Made in Orange, JFK Ferry bought by Big Apple celebs
Last updated 2/22/2022 at 8:11pm
People in the Big Apple aren't forgetting the importance of little Orange in their history.
The iconic Staten Island Ferry John F. Kennedy was built in Orange at Levingston Shipbuilding and has been bought by investors, including two famous comedians, to become a New York City entertainment venue.
In January, Pete Davidson and Colin Jost of Saturday Night Live, made international headlines when they bought the John F. Kennedy at auction. Jost is married actress Scarlett Johansson and Davidson has been in gossip columns recently as he dates Kim Kardashian.
The ferry was retired in August 2021 after 57 years of service between Staten Island and Manhattan, two of the five New York City boroughs.
Adam Conrad, president of the Heritage House Museum of Orange County, announced last week that an architect and developer who is part of the group of buyers contacted the museum about the history of the ferry. The architect knew where the ferry was constructed and is looking for any memorabilia. The museum has sent by email photographs in its collection that were taken during the JFK's construction.
The JFK was one of three diesel-electric ferries the New York Department of Transportation ordered from Levingston Shipbuilding in 1963. The New York Times reported the contract was for $11.64 million, which is about $1.1 billion in 2022. The other two ferries were American Legion and The Gov. Herbert H. Lehman.
Construction contracts like that one made Levingston Shipbuilding one of the biggest employers in Orange.
The JFK hull was laid at at the shipyard in 1963. The New York Times in the May 16, 1964, edition reported the ship was being launched in Orange that day to become "the newest, largest, and finest of New York's Staten Island ferry fleet." Mrs. Walter B. Coleman, wife of the deputy commissioner of New York's Department of Marine and Aviation, was in Orange to christen the ship with the traditional crack of a champagne bottle.
The Times said U.S. Attorney General Robert Kennedy designated Marine and Aviation Commissioner Leo Brown to represent the late president's family during the ceremony.
The Orange Leader daily newspapers from that year are not online and local libraries do not have microfilm readers to look at the edition from the launching.
The Times said the JFK ferry was 294 feet long and 69 feet wide. The main deck had three lanes for vehicles "with a total capacity of 50 automobiles. Passengers had smoking cabins on each side of the vehicle areas.

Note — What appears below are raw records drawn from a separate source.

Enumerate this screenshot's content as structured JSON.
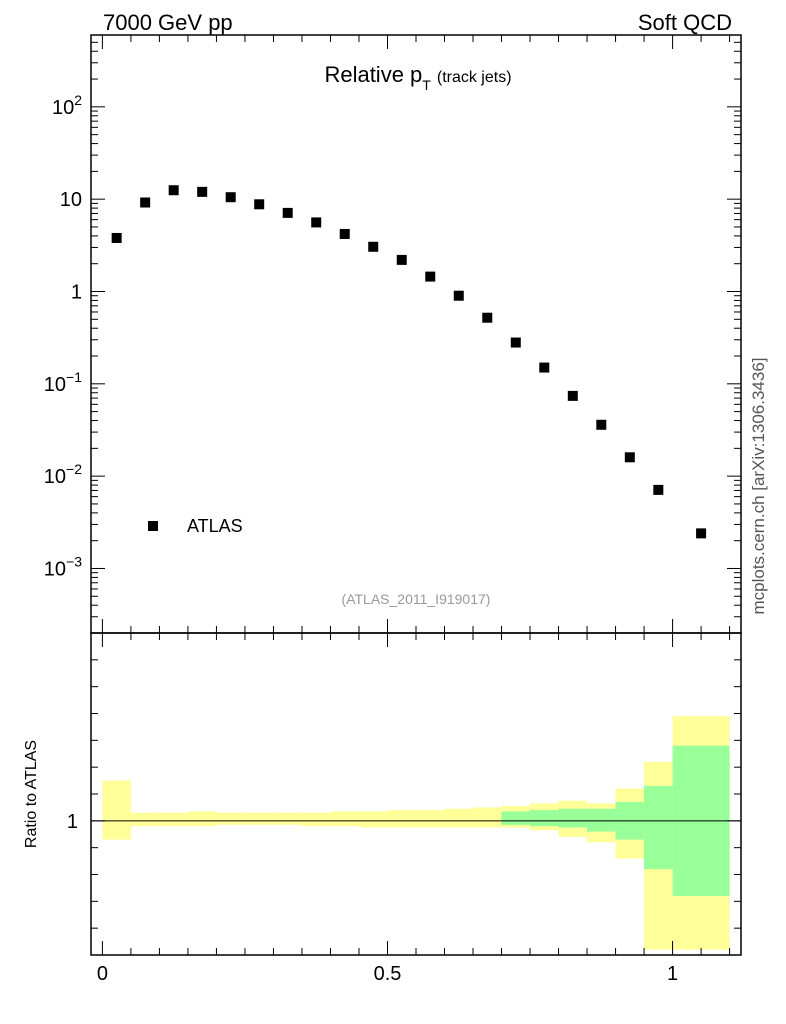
{
  "header": {
    "left": "7000 GeV pp",
    "right": "Soft QCD"
  },
  "side_label": "mcplots.cern.ch [arXiv:1306.3436]",
  "analysis_tag": "(ATLAS_2011_I919017)",
  "chart_data": [
    {
      "type": "scatter",
      "title_main": "Relative p",
      "title_sub": "T",
      "title_suffix": "(track jets)",
      "yscale": "log",
      "xlim": [
        -0.02,
        1.12
      ],
      "ylim": [
        0.0002,
        600
      ],
      "yticks": [
        {
          "value": 100,
          "base": "10",
          "exp": "2"
        },
        {
          "value": 10,
          "base": "10",
          "exp": ""
        },
        {
          "value": 1,
          "base": "1",
          "exp": ""
        },
        {
          "value": 0.1,
          "base": "10",
          "exp": "−1"
        },
        {
          "value": 0.01,
          "base": "10",
          "exp": "−2"
        },
        {
          "value": 0.001,
          "base": "10",
          "exp": "−3"
        }
      ],
      "legend": {
        "label": "ATLAS",
        "placement": "bottom-left"
      },
      "series": [
        {
          "name": "ATLAS",
          "color": "#000000",
          "points": [
            {
              "x": 0.025,
              "y": 3.8
            },
            {
              "x": 0.075,
              "y": 9.2
            },
            {
              "x": 0.125,
              "y": 12.5
            },
            {
              "x": 0.175,
              "y": 12.0
            },
            {
              "x": 0.225,
              "y": 10.5
            },
            {
              "x": 0.275,
              "y": 8.8
            },
            {
              "x": 0.325,
              "y": 7.1
            },
            {
              "x": 0.375,
              "y": 5.6
            },
            {
              "x": 0.425,
              "y": 4.2
            },
            {
              "x": 0.475,
              "y": 3.05
            },
            {
              "x": 0.525,
              "y": 2.2
            },
            {
              "x": 0.575,
              "y": 1.45
            },
            {
              "x": 0.625,
              "y": 0.9
            },
            {
              "x": 0.675,
              "y": 0.52
            },
            {
              "x": 0.725,
              "y": 0.28
            },
            {
              "x": 0.775,
              "y": 0.15
            },
            {
              "x": 0.825,
              "y": 0.074
            },
            {
              "x": 0.875,
              "y": 0.036
            },
            {
              "x": 0.925,
              "y": 0.016
            },
            {
              "x": 0.975,
              "y": 0.0071
            },
            {
              "x": 1.05,
              "y": 0.0024
            }
          ]
        }
      ]
    },
    {
      "type": "area",
      "ylabel": "Ratio to ATLAS",
      "xlim": [
        -0.02,
        1.12
      ],
      "ylim": [
        0.5,
        1.7
      ],
      "xticks": [
        {
          "value": 0,
          "label": "0"
        },
        {
          "value": 0.5,
          "label": "0.5"
        },
        {
          "value": 1,
          "label": "1"
        }
      ],
      "yticks": [
        {
          "value": 1,
          "label": "1"
        }
      ],
      "bands": [
        {
          "name": "",
          "color": "#ffff99",
          "bins": [
            {
              "x0": 0.0,
              "x1": 0.05,
              "lo": 0.93,
              "hi": 1.15
            },
            {
              "x0": 0.05,
              "x1": 0.1,
              "lo": 0.98,
              "hi": 1.03
            },
            {
              "x0": 0.1,
              "x1": 0.15,
              "lo": 0.98,
              "hi": 1.03
            },
            {
              "x0": 0.15,
              "x1": 0.2,
              "lo": 0.98,
              "hi": 1.035
            },
            {
              "x0": 0.2,
              "x1": 0.25,
              "lo": 0.985,
              "hi": 1.03
            },
            {
              "x0": 0.25,
              "x1": 0.3,
              "lo": 0.985,
              "hi": 1.03
            },
            {
              "x0": 0.3,
              "x1": 0.35,
              "lo": 0.985,
              "hi": 1.03
            },
            {
              "x0": 0.35,
              "x1": 0.4,
              "lo": 0.98,
              "hi": 1.03
            },
            {
              "x0": 0.4,
              "x1": 0.45,
              "lo": 0.98,
              "hi": 1.035
            },
            {
              "x0": 0.45,
              "x1": 0.5,
              "lo": 0.975,
              "hi": 1.035
            },
            {
              "x0": 0.5,
              "x1": 0.55,
              "lo": 0.975,
              "hi": 1.04
            },
            {
              "x0": 0.55,
              "x1": 0.6,
              "lo": 0.975,
              "hi": 1.04
            },
            {
              "x0": 0.6,
              "x1": 0.65,
              "lo": 0.975,
              "hi": 1.045
            },
            {
              "x0": 0.65,
              "x1": 0.7,
              "lo": 0.975,
              "hi": 1.05
            },
            {
              "x0": 0.7,
              "x1": 0.75,
              "lo": 0.975,
              "hi": 1.055
            },
            {
              "x0": 0.75,
              "x1": 0.8,
              "lo": 0.965,
              "hi": 1.065
            },
            {
              "x0": 0.8,
              "x1": 0.85,
              "lo": 0.94,
              "hi": 1.075
            },
            {
              "x0": 0.85,
              "x1": 0.9,
              "lo": 0.92,
              "hi": 1.065
            },
            {
              "x0": 0.9,
              "x1": 0.95,
              "lo": 0.86,
              "hi": 1.12
            },
            {
              "x0": 0.95,
              "x1": 1.0,
              "lo": 0.52,
              "hi": 1.22
            },
            {
              "x0": 1.0,
              "x1": 1.1,
              "lo": 0.52,
              "hi": 1.39
            }
          ]
        },
        {
          "name": "",
          "color": "#99ff99",
          "bins": [
            {
              "x0": 0.7,
              "x1": 0.75,
              "lo": 0.985,
              "hi": 1.035
            },
            {
              "x0": 0.75,
              "x1": 0.8,
              "lo": 0.98,
              "hi": 1.04
            },
            {
              "x0": 0.8,
              "x1": 0.85,
              "lo": 0.975,
              "hi": 1.045
            },
            {
              "x0": 0.85,
              "x1": 0.9,
              "lo": 0.96,
              "hi": 1.045
            },
            {
              "x0": 0.9,
              "x1": 0.95,
              "lo": 0.93,
              "hi": 1.07
            },
            {
              "x0": 0.95,
              "x1": 1.0,
              "lo": 0.82,
              "hi": 1.13
            },
            {
              "x0": 1.0,
              "x1": 1.1,
              "lo": 0.72,
              "hi": 1.28
            }
          ]
        }
      ]
    }
  ]
}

Two upper passenger decks had snack bars and restrooms with a capacity of about 3,500 people.
The JFK ferry through the years became the most popular one in the Staten Island ferry fleet and has been seen in television and film. Its most famous film was "Working Girl" in 1988 directed by Mike Nichols and starring Melanie Griffith and Harrison Ford. Several scenes were shot with Griffith and Joan Cusak riding the ferry. It was also featured in the Oscar-winning theme song by Carly Simon.
The New York Department of Transportation officials likely knew the reputation of Levingston when they ordered the three ferries. A Levingston-built ferry named Hamilton was launched in 1940 and ran between Staten Island and Brooklyn until 1964 when the Verrazano-Narrows Bridge opened.
The Orange Leader at the time reported the diesel-electric ferry Hamilton had 950 horsepower and Levingston worked with General Motors. Mrs. E.W. Brown Jr., wife of Levingston president, "carrying a magnificent corsage of roses" crashed the champagne bottle to christen the Hamilton.
E.T. Malloy was vice president and general superintendent of Levingston with George W. Levingston as vice president and Eads Johnson naval architect.
A state historical marker for Levingston is off Simmons Drive near the Orange Riverfront Pavilion with other markers for World War II. It says brothers Samuel, David, and John Levingston moved to Orange in 1859 and established a yard to build wooden ships.
About 1919, Captain George Levingston, son of Samuel, started his own shipbuilding company. In 1930, he bought five acres of land along the Sabine River on Front Street at Mill Street. Local industrialist Edgar Brown Jr., invested and acquired a major share of the shipyard in 1933 during the Great Depression.
Paul Mattingly Jr., a former Orange resident, has written a book about Levingston and its legacy. He said after World War II, Brown sold the shipyard to brothers Ed T. Malloy, Frank Malloy, Delbert Nance, and his father, Paul Mattingly Sr., who was chief financial officer. The senior Matt Mattingly later sold his shares and established Marine and Petroleum (M&P), which still operates today in Orange County.
The book is "From Orange to Singapore: A Shipyard Builds a Legacy" and is available on Amazon.